Links to items that do not exist will be ignored unless those items are defined in the same import. In other words, if you have a link to an item that's defined lower in the same batch of XML, no problemo. But if you create a dead link, that just gets ignored.
weight attribute
The weight attribute is what we use for stuff like rankings. Weights can be in the range of 1 to 10 (or zero if you want to explicitly say there's no weight).
So, if we want to say user_1 gave product_1 a rating of 5 that looks like this:
<item id="user_1">
<link weight="5">product_1</link>
</item>
type attribute
This specifies a type for the link. Link types can be imagined as a set of graphs superimposed upon each other. For example, in an e-commerce settings, these could be purchased, rated, category, etc.
You can then mix and match these types in recommendations — for example if you wanted to show related products based mostly on purchase, but also considering category information, you can specify that at query time. See our REST API for details on how to query link types.

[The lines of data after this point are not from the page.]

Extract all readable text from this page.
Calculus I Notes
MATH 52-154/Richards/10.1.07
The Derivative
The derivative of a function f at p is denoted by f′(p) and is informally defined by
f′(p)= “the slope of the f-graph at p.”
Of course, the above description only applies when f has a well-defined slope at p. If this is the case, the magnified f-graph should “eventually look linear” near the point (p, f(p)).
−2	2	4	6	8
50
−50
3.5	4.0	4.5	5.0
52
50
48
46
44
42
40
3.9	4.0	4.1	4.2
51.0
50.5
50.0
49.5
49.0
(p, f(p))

So, if we want to say user_1 purchaseds product_1 and product_2 gave product_1 a rating of 5 that looks like this:
<item id="user_1">
<link type="purchase">product_1</link>
<link type="purchase">product_2</link>
<link type="rating" weight="5">product_1</link>
</item>
weights vs. types
There is both a semantic and practical different between weights and types.
- Weights are used to represent things that are intrinsic to the data, but where the links being related are categorically similar. Ratings would be one notable example, repeat purchases would be another.
- Types are used to specify different categories of relationships. For things that are categorically different, types have the advantage that they may be mixed and matched at query time rather than needing to be encoded, as with weights, at the time the data is uploaded to our service.
preselected element
This is a simple way to specify that another item should always appear in the recommendations returned for this item.
<preselected>product_1</preselected>
blacklisted element
This is a simple way to specify that another item should never appear in the recommendations returned for this item.
<blacklisted>product_1</blacklisted>
<related>user_1</related>
Totally no frills. Results from a related items query. Order matters.
recommended element
<recommended>product_1</recommended>
Same deal as the related element, but for the results of recommended queries.